Buffett on Outsourcing
Warren Buffett on Manufacturing and Outsourcing
Berkshire Hathaway started the textile business; in fact it goes back into the 1800s if you go to all the predecessor companies. I got in in 1964. We had a couple thousand employees in New Bedford; it was down from 12,000 by the time I got there. Twelve thousand had cut down to two thousand. We had a couple thousand people—very decent workers, working for low wages. It was a lousy job in terms of pay. They were skilled at what they did. Mostly Portuguese. New Bedford was a whaling town and there wasn’t one thing wrong with that labor force. And we got killed, basically. If you talk about comparative advantage in this world, people are willing to work a lot cheaper someplace else. And there wasn’t any answer. And when you talk about retraining people—these were people 55 years of age. I mean, a prosperous society has to provide a safety net for people like that. Through no fault of their own, they were in a position of being a horse when the tractor came in. There’s no other way to put it. They didn’t have the ability, at 55 or 60, to find work as computer experts. The free market did them in. The free market, of course, does all kinds of good things in this country, but you have to take care of people like that. That happened in textiles; it’s still happening in textiles. It’s wiping out the Burlington industry, WestPoint companies, Tultex. Bankruptcy after bankruptcy after bankruptcy. They won’t come back.
I also got into shoes. This country literally—Americans buy 1.2 billion pairs of shoes a year.

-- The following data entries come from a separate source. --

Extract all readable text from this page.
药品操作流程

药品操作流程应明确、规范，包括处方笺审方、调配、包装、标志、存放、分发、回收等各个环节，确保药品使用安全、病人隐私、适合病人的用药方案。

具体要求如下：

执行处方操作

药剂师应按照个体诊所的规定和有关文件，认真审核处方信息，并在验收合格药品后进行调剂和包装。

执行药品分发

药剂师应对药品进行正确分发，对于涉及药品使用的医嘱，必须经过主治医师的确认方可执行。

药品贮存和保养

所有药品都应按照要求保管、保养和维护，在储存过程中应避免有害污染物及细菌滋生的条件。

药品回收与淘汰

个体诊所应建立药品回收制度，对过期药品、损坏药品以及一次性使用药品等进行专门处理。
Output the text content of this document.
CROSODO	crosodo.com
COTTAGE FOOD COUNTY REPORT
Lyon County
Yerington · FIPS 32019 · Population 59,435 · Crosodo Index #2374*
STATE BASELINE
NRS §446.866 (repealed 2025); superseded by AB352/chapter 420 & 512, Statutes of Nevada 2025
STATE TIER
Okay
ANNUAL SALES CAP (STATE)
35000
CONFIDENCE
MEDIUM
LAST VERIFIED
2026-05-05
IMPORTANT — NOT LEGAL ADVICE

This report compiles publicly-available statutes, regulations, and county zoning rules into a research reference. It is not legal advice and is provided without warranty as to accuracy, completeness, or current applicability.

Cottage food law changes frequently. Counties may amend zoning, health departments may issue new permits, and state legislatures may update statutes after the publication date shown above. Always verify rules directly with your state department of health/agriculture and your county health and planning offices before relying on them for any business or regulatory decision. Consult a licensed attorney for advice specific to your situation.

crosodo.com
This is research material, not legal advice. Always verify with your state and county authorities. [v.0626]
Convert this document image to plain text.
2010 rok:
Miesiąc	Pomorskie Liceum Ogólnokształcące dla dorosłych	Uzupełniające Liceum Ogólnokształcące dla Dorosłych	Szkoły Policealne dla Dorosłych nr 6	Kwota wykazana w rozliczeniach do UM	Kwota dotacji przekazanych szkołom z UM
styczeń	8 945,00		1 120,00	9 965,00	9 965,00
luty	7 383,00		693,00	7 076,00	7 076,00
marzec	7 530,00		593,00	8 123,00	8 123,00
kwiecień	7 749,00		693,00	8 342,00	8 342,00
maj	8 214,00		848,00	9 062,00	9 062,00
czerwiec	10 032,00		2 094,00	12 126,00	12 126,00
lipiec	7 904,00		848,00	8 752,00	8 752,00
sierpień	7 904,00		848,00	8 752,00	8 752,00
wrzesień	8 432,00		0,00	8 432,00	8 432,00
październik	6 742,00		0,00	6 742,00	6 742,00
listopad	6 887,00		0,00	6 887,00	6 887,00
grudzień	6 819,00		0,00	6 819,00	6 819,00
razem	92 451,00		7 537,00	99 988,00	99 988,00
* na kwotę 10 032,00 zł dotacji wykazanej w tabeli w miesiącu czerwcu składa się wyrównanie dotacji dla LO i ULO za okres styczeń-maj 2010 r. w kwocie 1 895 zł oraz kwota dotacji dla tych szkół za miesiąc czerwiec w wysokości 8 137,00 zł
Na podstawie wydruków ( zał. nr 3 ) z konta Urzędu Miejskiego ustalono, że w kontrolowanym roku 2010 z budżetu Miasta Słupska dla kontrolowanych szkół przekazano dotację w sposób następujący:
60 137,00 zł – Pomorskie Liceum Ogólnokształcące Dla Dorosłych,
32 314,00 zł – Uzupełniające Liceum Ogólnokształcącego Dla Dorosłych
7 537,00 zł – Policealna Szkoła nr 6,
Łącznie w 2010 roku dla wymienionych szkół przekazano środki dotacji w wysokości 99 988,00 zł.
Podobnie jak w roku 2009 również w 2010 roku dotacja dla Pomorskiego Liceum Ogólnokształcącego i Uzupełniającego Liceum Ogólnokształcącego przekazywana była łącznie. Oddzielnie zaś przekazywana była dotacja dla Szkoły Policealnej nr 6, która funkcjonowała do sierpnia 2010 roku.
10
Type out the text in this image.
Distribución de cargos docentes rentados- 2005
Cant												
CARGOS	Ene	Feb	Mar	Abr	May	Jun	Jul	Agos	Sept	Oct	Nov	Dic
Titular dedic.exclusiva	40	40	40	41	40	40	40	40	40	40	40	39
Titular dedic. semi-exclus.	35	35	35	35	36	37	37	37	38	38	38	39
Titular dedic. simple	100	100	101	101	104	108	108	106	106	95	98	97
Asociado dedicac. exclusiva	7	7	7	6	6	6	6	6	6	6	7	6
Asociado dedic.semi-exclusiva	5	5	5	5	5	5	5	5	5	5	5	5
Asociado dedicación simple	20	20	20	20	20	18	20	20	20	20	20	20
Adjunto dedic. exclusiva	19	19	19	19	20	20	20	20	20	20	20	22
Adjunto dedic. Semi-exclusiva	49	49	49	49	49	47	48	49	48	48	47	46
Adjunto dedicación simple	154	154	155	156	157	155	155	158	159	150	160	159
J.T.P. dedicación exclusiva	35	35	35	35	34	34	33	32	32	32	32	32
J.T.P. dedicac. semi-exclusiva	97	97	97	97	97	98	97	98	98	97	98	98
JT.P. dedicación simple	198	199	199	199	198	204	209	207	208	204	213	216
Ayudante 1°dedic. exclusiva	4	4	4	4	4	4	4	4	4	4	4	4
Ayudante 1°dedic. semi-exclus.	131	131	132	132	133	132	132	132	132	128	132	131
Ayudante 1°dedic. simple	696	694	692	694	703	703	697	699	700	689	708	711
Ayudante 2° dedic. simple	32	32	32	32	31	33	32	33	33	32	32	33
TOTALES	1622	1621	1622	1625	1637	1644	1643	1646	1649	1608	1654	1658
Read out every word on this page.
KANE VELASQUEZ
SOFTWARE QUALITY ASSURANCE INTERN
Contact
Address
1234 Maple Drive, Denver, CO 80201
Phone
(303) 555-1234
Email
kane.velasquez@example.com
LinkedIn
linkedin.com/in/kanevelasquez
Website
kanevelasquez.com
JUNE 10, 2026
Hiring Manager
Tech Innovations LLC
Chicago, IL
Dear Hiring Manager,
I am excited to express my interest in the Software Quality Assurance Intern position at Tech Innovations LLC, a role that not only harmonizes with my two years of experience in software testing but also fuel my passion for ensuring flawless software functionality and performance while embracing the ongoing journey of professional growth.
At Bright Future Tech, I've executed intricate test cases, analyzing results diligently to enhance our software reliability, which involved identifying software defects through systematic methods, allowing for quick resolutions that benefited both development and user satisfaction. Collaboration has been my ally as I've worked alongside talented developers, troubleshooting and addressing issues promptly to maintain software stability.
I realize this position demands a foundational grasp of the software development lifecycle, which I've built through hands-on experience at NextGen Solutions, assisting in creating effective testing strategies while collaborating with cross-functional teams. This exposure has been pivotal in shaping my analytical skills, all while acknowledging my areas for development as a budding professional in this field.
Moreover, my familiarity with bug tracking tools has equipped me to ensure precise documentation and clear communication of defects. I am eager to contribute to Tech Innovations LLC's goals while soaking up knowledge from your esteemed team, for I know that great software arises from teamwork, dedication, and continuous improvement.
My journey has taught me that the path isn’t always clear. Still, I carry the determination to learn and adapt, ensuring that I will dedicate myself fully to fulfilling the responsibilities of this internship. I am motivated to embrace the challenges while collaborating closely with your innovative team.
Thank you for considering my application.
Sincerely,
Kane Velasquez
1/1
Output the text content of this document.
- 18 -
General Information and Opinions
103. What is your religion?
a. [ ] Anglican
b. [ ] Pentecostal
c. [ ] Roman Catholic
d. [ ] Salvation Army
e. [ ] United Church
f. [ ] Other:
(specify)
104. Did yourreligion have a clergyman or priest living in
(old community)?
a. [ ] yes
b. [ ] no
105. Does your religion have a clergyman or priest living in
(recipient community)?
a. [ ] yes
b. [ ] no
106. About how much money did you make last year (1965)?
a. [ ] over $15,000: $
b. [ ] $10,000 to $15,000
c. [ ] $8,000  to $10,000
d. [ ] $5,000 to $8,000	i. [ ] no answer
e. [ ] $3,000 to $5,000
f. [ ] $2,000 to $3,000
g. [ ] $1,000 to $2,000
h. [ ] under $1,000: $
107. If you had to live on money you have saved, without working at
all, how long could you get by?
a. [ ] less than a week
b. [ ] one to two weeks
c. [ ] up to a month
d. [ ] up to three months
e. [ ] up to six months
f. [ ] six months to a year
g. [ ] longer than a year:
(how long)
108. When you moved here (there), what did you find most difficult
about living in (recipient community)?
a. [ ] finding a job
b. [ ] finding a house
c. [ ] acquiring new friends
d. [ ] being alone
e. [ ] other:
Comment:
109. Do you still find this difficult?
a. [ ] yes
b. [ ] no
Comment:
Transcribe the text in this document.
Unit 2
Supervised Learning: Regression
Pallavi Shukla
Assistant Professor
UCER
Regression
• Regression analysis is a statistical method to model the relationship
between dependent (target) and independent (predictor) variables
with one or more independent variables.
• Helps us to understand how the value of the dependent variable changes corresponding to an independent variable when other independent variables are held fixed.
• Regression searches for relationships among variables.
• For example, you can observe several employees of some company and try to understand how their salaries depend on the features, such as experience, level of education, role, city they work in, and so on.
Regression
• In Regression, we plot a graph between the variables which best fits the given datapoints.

We’re a nation of Imelda Marcos’s. I buy a pair of shoes about every ten years or so. But a billion 200,000 pairs a year. Practically all of that was made in this country except the very high-price lines, 40 years ago, you know Rockford, Massachusetts. It’s down probably under 4% now. We were one of the last American manufacturers of American shoes. We did them up in Dexter, Maine. I bought the company some years ago and they had terrific styling and the whole works. We had a great labor force. Management loved the people, the people loved the management and we were making decent money and the money just went down the tubes. Because somebody else was willing to work for one-tenth of the wages of the people of Dexter, Maine. There is no domestic shoe industry as a practical matter today.
The same thing is now happening in furniture as Bill Child will tell you. Bill, twenty years ago, I don’t know what percentage of your purchases were made over there. But they went to North Carolina, they went to Drexel, to Broyhill and all these people. And now we go there and a lot of those people are buying over in China, so we go directly and buy it ourselves. We’re big enough so we can make our own direct purchases instead of somebody else buying it and stamping their name on it and marking it up 20%. The furniture industry, at least in anything but high labor content, is leaving us and it’s not the fault of the workers at all. It’s just the nature of the globalized sourcing, in effect.
Now you mention Shaw Industries. Shaw is the largest manufacturer of carpet in the world. We have sales of 14.5 billion now. Labor’s only 15% of carpet. As a practical matter, if you analyze all the cost factors and everything, it will go there. We also own Fruit of the Loom. That manufacturing, 80% of it has gone to Central America. First it went to Mexico and now it actually goes to Guatamala and places like that. As long as we believe in free trade in this country, you’re going to have all those high labor content businesses—actually even things like software, now India has become a real factor in that industry. And Bill Gates with Microsoft is working more and more with people in India. It’s a real problem in this country. I don’t know what industries are next. But you’re talking millions of people when you go from textiles, and shoes, and now furniture, and there aren’t great replacement jobs for those people. They’re not going to move into all kinds of wonderful jobs.
There’s a significant percentage of your population that is non-productive so that productive people have to turn around and be offered more. It puts more and more strains in the economy. The fact is, we’re seeing some of that.
I’ve learned the hard way. I’ve learned in the shoe business and the textile business. And I’ve learned the hard way. There are times you cannot fight. You cannot fight with labor at X here and at one-tenth, or even a fifth, or fourth X someplace else. People aren’t going to buy it from you just because it says “Made in America” on it. They’ll go to Wal-Mart and if our Fruit of the Loom underwear—forget the quality—if it has the best price on it, we’re gonna sell it. If somebody figures out how to do it for 50 cents-a-three-pack or something cheaper, then we’ve got a problem. We’re okay because we’ve got 16,000 people working for us outside the United States and about 4,000 people working for us in the United States.